October 18-19, 2008


“Mimicking Korsgaard”

Jon Garthoff (Northwestern University)

Sunday, October 19, 12:00PM (EDT)

Immanuel Kant famously claimed that the good will, and only the good will, is good without qualification.  The most influential recent attempt to connect this claim with the content of Kant’s theory of moral obligation is Christine Korsgaard’s “regress argument”.  The crucial element of this argument is the centerpiece of Korsgaard’s constructivism: her claim that rational willing is the only unconditional value, and hence that all value is conferred by rational willing.

The principal purpose of this essay is to show how to recover elements of Kant’s moral theory within a realist account of value which denies that all value is conferred by rational willing.  A secondary purpose is to demonstrate that Korsgaard’s argument fails because it elides an unappreciated distinction between two kinds of unconditional goods: the value of humanity in general and the value of the good will in particular.

I begin by recovering, within a realist account of value, Korsgaard’s Kantian claim that in action all persons are committed to regarding rational capacities as value-conferring.  Korsgaard supports this claim with a view no realist should accept: that our aims lack value altogether independent of our adoption of them.  I reject this view, and rely instead on a much weaker premise: that values grossly underdetermine what we should do, and hence are not, absent the adoption of aims, sufficiently action-guiding.
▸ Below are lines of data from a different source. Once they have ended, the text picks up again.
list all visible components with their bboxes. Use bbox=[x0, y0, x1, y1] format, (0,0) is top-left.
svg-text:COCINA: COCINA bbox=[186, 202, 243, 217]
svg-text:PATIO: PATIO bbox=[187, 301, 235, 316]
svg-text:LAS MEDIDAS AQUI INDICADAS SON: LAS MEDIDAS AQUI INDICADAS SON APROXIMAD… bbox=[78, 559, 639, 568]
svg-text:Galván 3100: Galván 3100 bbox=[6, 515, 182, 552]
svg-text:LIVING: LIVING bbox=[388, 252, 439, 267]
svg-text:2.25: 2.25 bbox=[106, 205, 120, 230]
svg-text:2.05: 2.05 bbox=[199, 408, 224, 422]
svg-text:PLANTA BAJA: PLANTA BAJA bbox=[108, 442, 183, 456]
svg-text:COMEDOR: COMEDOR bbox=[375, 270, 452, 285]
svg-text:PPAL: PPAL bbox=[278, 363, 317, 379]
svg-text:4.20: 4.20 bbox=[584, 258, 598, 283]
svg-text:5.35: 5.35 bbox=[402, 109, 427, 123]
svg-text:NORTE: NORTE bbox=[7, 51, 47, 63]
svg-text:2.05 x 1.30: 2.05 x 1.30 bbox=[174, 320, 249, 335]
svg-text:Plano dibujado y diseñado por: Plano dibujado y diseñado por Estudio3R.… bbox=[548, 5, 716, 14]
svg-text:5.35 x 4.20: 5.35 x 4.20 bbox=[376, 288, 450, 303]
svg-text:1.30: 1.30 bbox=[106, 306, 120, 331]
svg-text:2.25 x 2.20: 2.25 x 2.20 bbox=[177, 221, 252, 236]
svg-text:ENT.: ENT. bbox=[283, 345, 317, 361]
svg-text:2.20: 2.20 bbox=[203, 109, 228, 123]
I then proceed by mimicking Korsgaard’s Kantian explanation of the wrongfulness of violating the formula of humanity: when one person fails to respect another, he at once values rational capacities in himself and fails to value them in others, and so is guilty of the exception-making volition that is the mark of wrongful action.  I contend, moreover, that the realist version of this inference is immune to the charge of question-begging often leveled against Korsgaard.